Using ggmap to visualize fraud trends

In Part I of this series I showed how to get the data used in this portion. Let’s start by loading that data into R so we can map it.

df <- read.csv(file = choose.files(), header = TRUE)

Your data is stored in an R dataframe named df. Next we’ll get David Kahle and Hadley Wickham’s ggmap, an offshoot of Hadley Wickham’s famous R package ggplot. The first line will install the package, the second one tells R to import it.

install.packages("ggmap")

library(ggmap)

The next step is getting a map and telling ggmap to use that in a plot.

map <- get_map('United States', zoom = 4)
mapplot <- ggmap(map)

Think of mapplot as the base layer of your plot. Now we want to use our latitude and longitude data to plot our points. We’ll tie the size of the points to the Complaints.Per.100.000.Population data.

mapplot + geom_point(data = df, aes(x = Lon, y = Lat, size = Complaints.Per.100.000.Population))
U.S. Fraud Complaints

Nice! This is an interesting plot, but it would be more useful if we labelled the points.
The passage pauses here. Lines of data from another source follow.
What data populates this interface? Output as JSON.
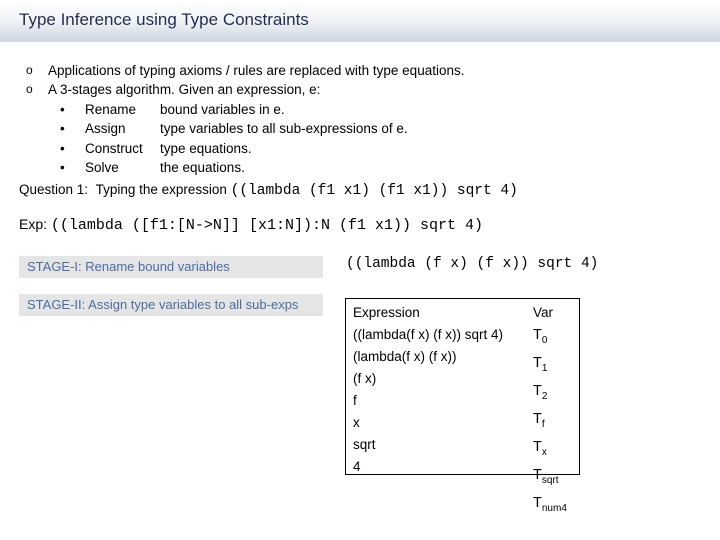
{
  "slide": {
    "title": "Type Inference using Type Constraints",
    "bullets": [
      {
        "marker": "o",
        "text": "Applications of typing axioms / rules are replaced with  type equations."
      },
      {
        "marker": "o",
        "text": "A 3-stages algorithm. Given an expression, e:"
      }
    ],
    "steps": [
      {
        "marker": "•",
        "term": "Rename",
        "desc": "bound variables in e."
      },
      {
        "marker": "•",
        "term": "Assign",
        "desc": "type variables to all sub-expressions of e."
      },
      {
        "marker": "•",
        "term": "Construct",
        "desc": "type equations."
      },
      {
        "marker": "•",
        "term": "Solve",
        "desc": "the equations."
      }
    ],
    "question": {
      "label": "Question 1:",
      "text": "Typing the expression",
      "code": "((lambda (f1 x1) (f1 x1)) sqrt 4)"
    },
    "exp": {
      "label": "Exp:",
      "code": "((lambda ([f1:[N->N]] [x1:N]):N (f1 x1)) sqrt 4)"
    },
    "stages": [
      {
        "label": "STAGE-I: Rename bound variables"
      },
      {
        "label": "STAGE-II: Assign type variables to all sub-exps"
      }
    ],
    "renamed_expression": "((lambda (f x) (f x)) sqrt 4)",
    "table": {
      "headers": {
        "expression": "Expression",
        "var": "Var"
      },
      "rows": [
        {
          "expression": "((lambda(f x) (f x)) sqrt 4)",
          "var_base": "T",
          "var_sub": "0"
        },
        {
          "expression": "(lambda(f x) (f x))",
          "var_base": "T",
          "var_sub": "1"
        },
        {
          "expression": "(f x)",
          "var_base": "T",
          "var_sub": "2"
        },
        {
          "expression": "f",
          "var_base": "T",
          "var_sub": "f"
        },
        {
          "expression": "x",
          "var_base": "T",
          "var_sub": "x"
        },
        {
          "expression": "sqrt",
          "var_base": "T",
          "var_sub": "sqrt"
        },
        {
          "expression": "4",
          "var_base": "T",
          "var_sub": "num4"
        }
      ]
    }
  }
}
We probably shouldn’t label each point, but let’s do the top 5.

mapplot + geom_point(data = df, aes(x = Lon, y = Lat, size = Complaints.Per.100.000.Population))+
  geom_text(data = df[order(-df$Complaints.Per.100.000.Population),][1:5,], 
            aes(x = Lon[1:5], y = Lat[1:5],label = Metropolitan.Area), 
            color = 'navyblue',
            fontface = 'bold',
            position = position_dodge(), 
            size = 5)
plot_with_names

Watch out next time you’re in Florida, 3 of the top 5 hot spots for fraud complaints are in the state!